3 Al relacionar los efectos de los antibióticos sobre las bacterias, se ha visto que estas comparaciones son válidas. La farmacodinamia del antibiótico no es la misma para todos los antibióticos por lo que en unos serán más válidas unas comparaciones que otras.
Hay antibióticos en los cuales el efecto antibacteriano, es decir, la farmacodinamia, depende sobre todo de la concentración. Estos antibióticos tienen un efecto independiente del tiempo porque una vez han producido el efecto, este es muy duradero. Se trata del efecto postantibiótico que consiste en que, aunque la concentración del antibiótico se encuentre por debajo de la CMI, sigue ejerciendo su efecto sobre la bacteria.
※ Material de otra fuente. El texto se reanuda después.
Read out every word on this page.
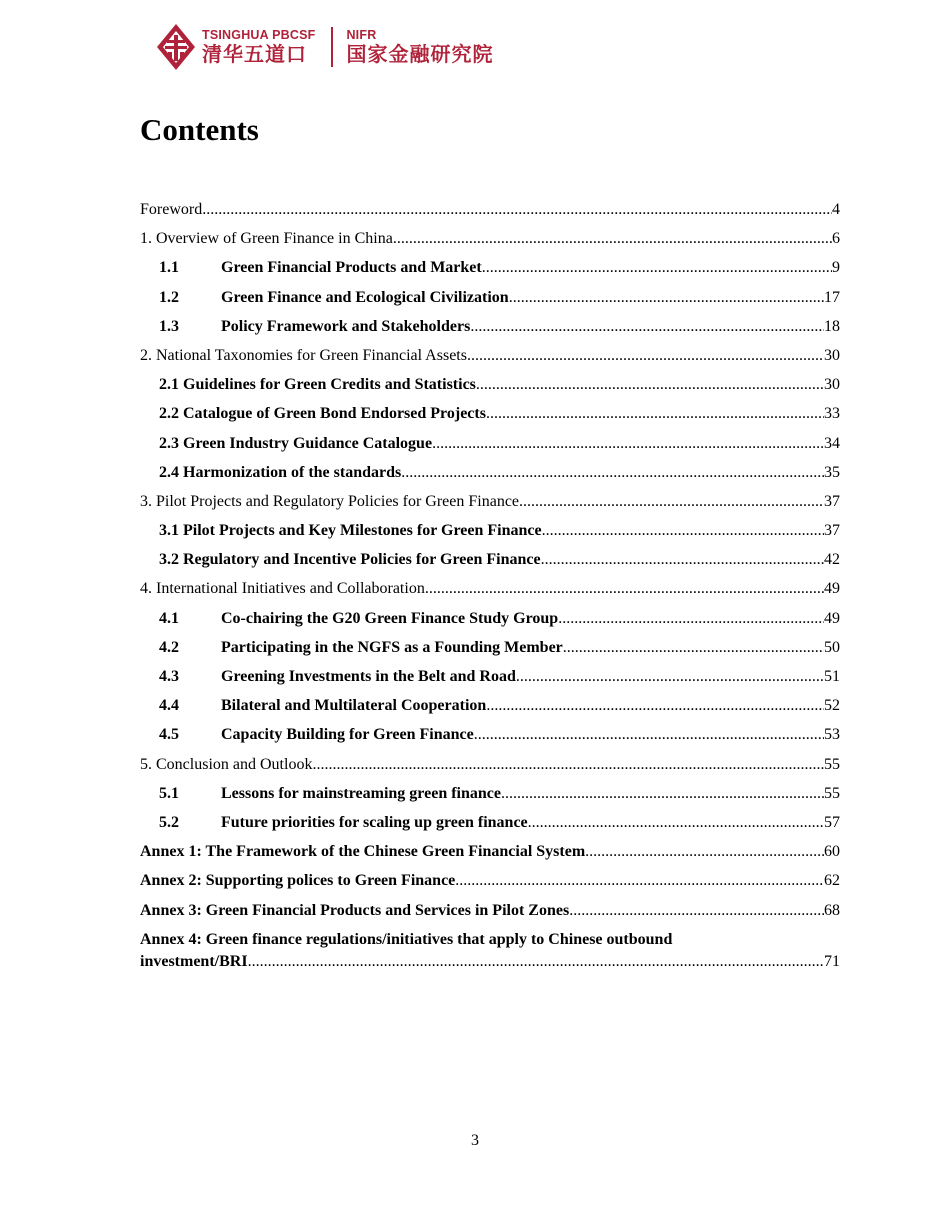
TSINGHUA PBCSF
清华五道口
NIFR
国家金融研究院
Contents
Foreword .....	4
1. Overview of Green Finance in China .....	6
1.1	Green Financial Products and Market .....	9
1.2	Green Finance and Ecological Civilization .....	17
1.3	Policy Framework and Stakeholders .....	18
2. National Taxonomies for Green Financial Assets .....	30
2.1 Guidelines for Green Credits and Statistics .....	30
2.2 Catalogue of Green Bond Endorsed Projects .....	33
2.3 Green Industry Guidance Catalogue .....	34
2.4 Harmonization of the standards .....	35
3. Pilot Projects and Regulatory Policies for Green Finance .....	37
3.1 Pilot Projects and Key Milestones for Green Finance .....	37
3.2 Regulatory and Incentive Policies for Green Finance .....	42
4. International Initiatives and Collaboration .....	49
4.1	Co-chairing the G20 Green Finance Study Group .....	49
4.2	Participating in the NGFS as a Founding Member .....	50
4.3	Greening Investments in the Belt and Road .....	51
4.4	Bilateral and Multilateral Cooperation .....	52
4.5	Capacity Building for Green Finance .....	53
5. Conclusion and Outlook .....	55
5.1	Lessons for mainstreaming green finance .....	55
5.2	Future priorities for scaling up green finance .....	57
Annex 1: The Framework of the Chinese Green Financial System .....	60
Annex 2: Supporting polices to Green Finance .....	62
Annex 3: Green Financial Products and Services in Pilot Zones .....	68
Annex 4: Green finance regulations/initiatives that apply to Chinese outbound
investment/BRI .....	71
3
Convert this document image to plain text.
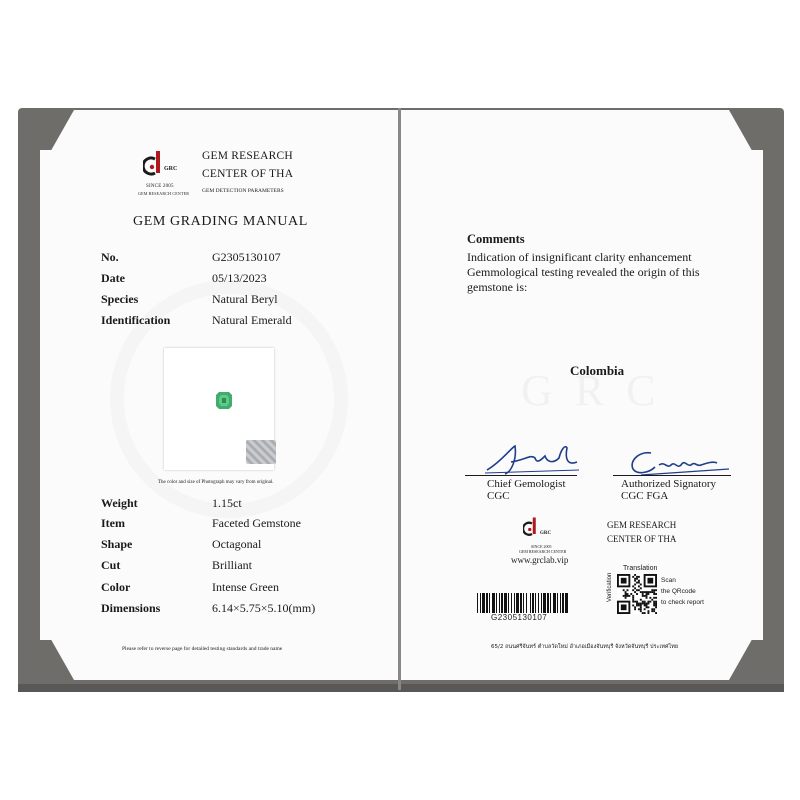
GRC
SINCE 2005
GEM RESEARCH CENTER
GEM RESEARCH
CENTER OF THA
GEM DETECTION PARAMETERS
GEM GRADING MANUAL
No.	G2305130107
Date	05/13/2023
Species	Natural Beryl
Identification	Natural Emerald
The color and size of Photograph may vary from original.
Weight	1.15ct
Item	Faceted Gemstone
Shape	Octagonal
Cut	Brilliant
Color	Intense Green
Dimensions	6.14×5.75×5.10(mm)
Please refer to reverse page for detailed testing standards and trade name
Comments
Indication of insignificant clarity enhancement
Gemmological testing revealed the origin of this
gemstone is:
Colombia
Chief Gemologist
CGC
Authorized Signatory
CGC FGA
GRC
SINCE 2005
GEM RESEARCH CENTER
www.grclab.vip
GEM RESEARCH
CENTER OF THA
G2305130107
Translation
Verification	Scan
the QRcode
to check report
65/2 ถนนศรีจันทร์ ตำบลวัดใหม่ อำเภอเมืองจันทบุรี จังหวัดจันทบุรี ประเทศไทย
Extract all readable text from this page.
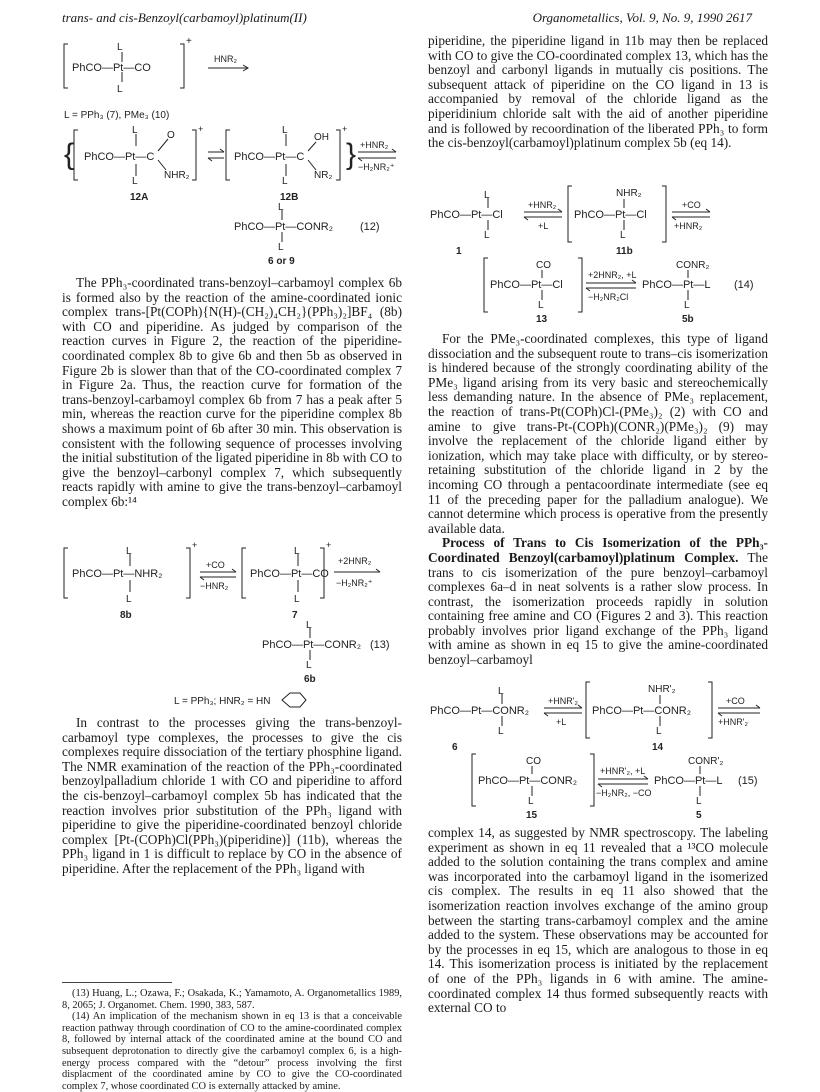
trans- and cis-Benzoyl(carbamoyl)platinum(II)	Organometallics, Vol. 9, No. 9, 1990 2617
L
PhCO—Pt—CO
L
+
HNR₂
L = PPh₃ (7), PMe₃ (10)
{ PhCO—Pt—C
L
L
O
NHR₂
+
PhCO—Pt—C
L
L
OH
NR₂
+
} +HNR₂
−H₂NR₂⁺
12A	12B
L
PhCO—Pt—CONR₂
L
(12)
6 or 9
The PPh₃-coordinated trans-benzoyl–carbamoyl complex 6b is formed also by the reaction of the amine-coordinated ionic complex trans-[Pt(COPh){N(H)-(CH₂)₄CH₂}(PPh₃)₂]BF₄ (8b) with CO and piperidine. As judged by comparison of the reaction curves in Figure 2, the reaction of the piperidine-coordinated complex 8b to give 6b and then 5b as observed in Figure 2b is slower than that of the CO-coordinated complex 7 in Figure 2a. Thus, the reaction curve for formation of the trans-benzoyl-carbamoyl complex 6b from 7 has a peak after 5 min, whereas the reaction curve for the piperidine complex 8b shows a maximum point of 6b after 30 min. This observation is consistent with the following sequence of processes involving the initial substitution of the ligated piperidine in 8b with CO to give the benzoyl–carbonyl complex 7, which subsequently reacts rapidly with amine to give the trans-benzoyl–carbamoyl complex 6b:¹⁴
L
PhCO—Pt—NHR₂
L
+
+CO
−HNR₂
L
PhCO—Pt—CO
L
+
+2HNR₂
−H₂NR₂⁺
8b	7
L
PhCO—Pt—CONR₂
L
(13)
6b
L = PPh₃; HNR₂ = HN
In contrast to the processes giving the trans-benzoyl-carbamoyl type complexes, the processes to give the cis complexes require dissociation of the tertiary phosphine ligand. The NMR examination of the reaction of the PPh₃-coordinated benzoylpalladium chloride 1 with CO and piperidine to afford the cis-benzoyl–carbamoyl complex 5b has indicated that the reaction involves prior substitution of the PPh₃ ligand with piperidine to give the piperidine-coordinated benzoyl chloride complex [Pt-(COPh)Cl(PPh₃)(piperidine)] (11b), whereas the PPh₃ ligand in 1 is difficult to replace by CO in the absence of piperidine. After the replacement of the PPh₃ ligand with

(13) Huang, L.; Ozawa, F.; Osakada, K.; Yamamoto, A. Organometallics 1989, 8, 2065; J. Organomet. Chem. 1990, 383, 587.

(14) An implication of the mechanism shown in eq 13 is that a conceivable reaction pathway through coordination of CO to the amine-coordinated complex 8, followed by internal attack of the coordinated amine at the bound CO and subsequent deprotonation to directly give the carbamoyl complex 6, is a high-energy process compared with the “detour” process involving the first displacment of the coordinated amine by CO to give the CO-coordinated complex 7, whose coordinated CO is externally attacked by amine.

piperidine, the piperidine ligand in 11b may then be replaced with CO to give the CO-coordinated complex 13, which has the benzoyl and carbonyl ligands in mutually cis positions. The subsequent attack of piperidine on the CO ligand in 13 is accompanied by removal of the chloride ligand as the piperidinium chloride salt with the aid of another piperidine and is followed by recoordination of the liberated PPh₃ to form the cis-benzoyl(carbamoyl)platinum complex 5b (eq 14).
L
PhCO—Pt—Cl
L
+HNR₂
+L
NHR₂
PhCO—Pt—Cl
L
+CO
+HNR₂
1	11b
CO
PhCO—Pt—Cl
L
+2HNR₂, +L
−H₂NR₂Cl
CONR₂
PhCO—Pt—L
L
(14)
13	5b

For the PMe₃-coordinated complexes, this type of ligand dissociation and the subsequent route to trans–cis isomerization is hindered because of the strongly coordinating ability of the PMe₃ ligand arising from its very basic and stereochemically less demanding nature. In the absence of PMe₃ replacement, the reaction of trans-Pt(COPh)Cl-(PMe₃)₂ (2) with CO and amine to give trans-Pt-(COPh)(CONR₂)(PMe₃)₂ (9) may involve the replacement of the chloride ligand either by ionization, which may take place with difficulty, or by stereo-retaining substitution of the chloride ligand in 2 by the incoming CO through a pentacoordinate intermediate (see eq 11 of the preceding paper for the palladium analogue). We cannot determine which process is operative from the presently available data.

Process of Trans to Cis Isomerization of the PPh₃-Coordinated Benzoyl(carbamoyl)platinum Complex. The trans to cis isomerization of the pure benzoyl–carbamoyl complexes 6a–d in neat solvents is a rather slow process. In contrast, the isomerization proceeds rapidly in solution containing free amine and CO (Figures 2 and 3). This reaction probably involves prior ligand exchange of the PPh₃ ligand with amine as shown in eq 15 to give the amine-coordinated benzoyl–carbamoyl

L
PhCO—Pt—CONR₂
L
+HNR'₂
+L
NHR'₂
PhCO—Pt—CONR₂
L
+CO
+HNR'₂
6	14
CO
PhCO—Pt—CONR₂
L
+HNR'₂, +L
−H₂NR₂, −CO
CONR'₂
PhCO—Pt—L
L
(15)
15	5
complex 14, as suggested by NMR spectroscopy. The labeling experiment as shown in eq 11 revealed that a ¹³CO molecule added to the solution containing the trans complex and amine was incorporated into the carbamoyl ligand in the isomerized cis complex. The results in eq 11 also showed that the isomerization reaction involves exchange of the amino group between the starting trans-carbamoyl complex and the amine added to the system. These observations may be accounted for by the processes in eq 15, which are analogous to those in eq 14. This isomerization process is initiated by the replacement of one of the PPh₃ ligands in 6 with amine. The amine-coordinated complex 14 thus formed subsequently reacts with external CO to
Por ejemplo, en aminoglucósidos, la concentración máxima debe superar 10 veces la CMI. Este es el criterio de sensibilidad y es distinto para cada antibiótico.
Otro grupo es el de antibióticos cuyo efecto depende del tiempo, es decir, no tienen efecto postantibiótico. Es importante saber cuánto tiempo está el antibiótico produciendo su efecto. El ejemplo clásico son los β-lactámicos, en cuyo caso se dice que si la suma de los periodos en los cuales la concentración se encuentra por encima de la CMI supera el 50% del tiempo de tratamiento, este será eficaz.
Otro tipo de antibióticos son los que son concentración-independiente con efecto post-antibiótico prolongado. En estos casos lo que nos importa es la cantidad de antibiótico y el criterio que se sigue es la relación AUC24h/CMI.
Interpretación de antibiogramas: puntos de corte (break points) El CLSI es un organismo americano que fija una serie de estándares de tratamiento. El EUCAST es el europeo y también se encarga de fijar estos estándares. La mayoría de los datos de estos comités coinciden. Los break points son puntos de corte a partir de los cuales la bacteria es sensible o resistente.
Estas tablas tienen hecha la conversión de diámetro de halo y difieren dependiendo de las bacterias porque la farmacodinamia es distinta dependiendo de la especie bacteriana. Con estas tablas establecemos unas categorías clínicas: - Sensible: posible éxito terapéutico.
- Intermedio: hay que aumentar la dosis o reducir el intervalo. No se suelen usar los antibióticos que nos dan una categoría intermedia.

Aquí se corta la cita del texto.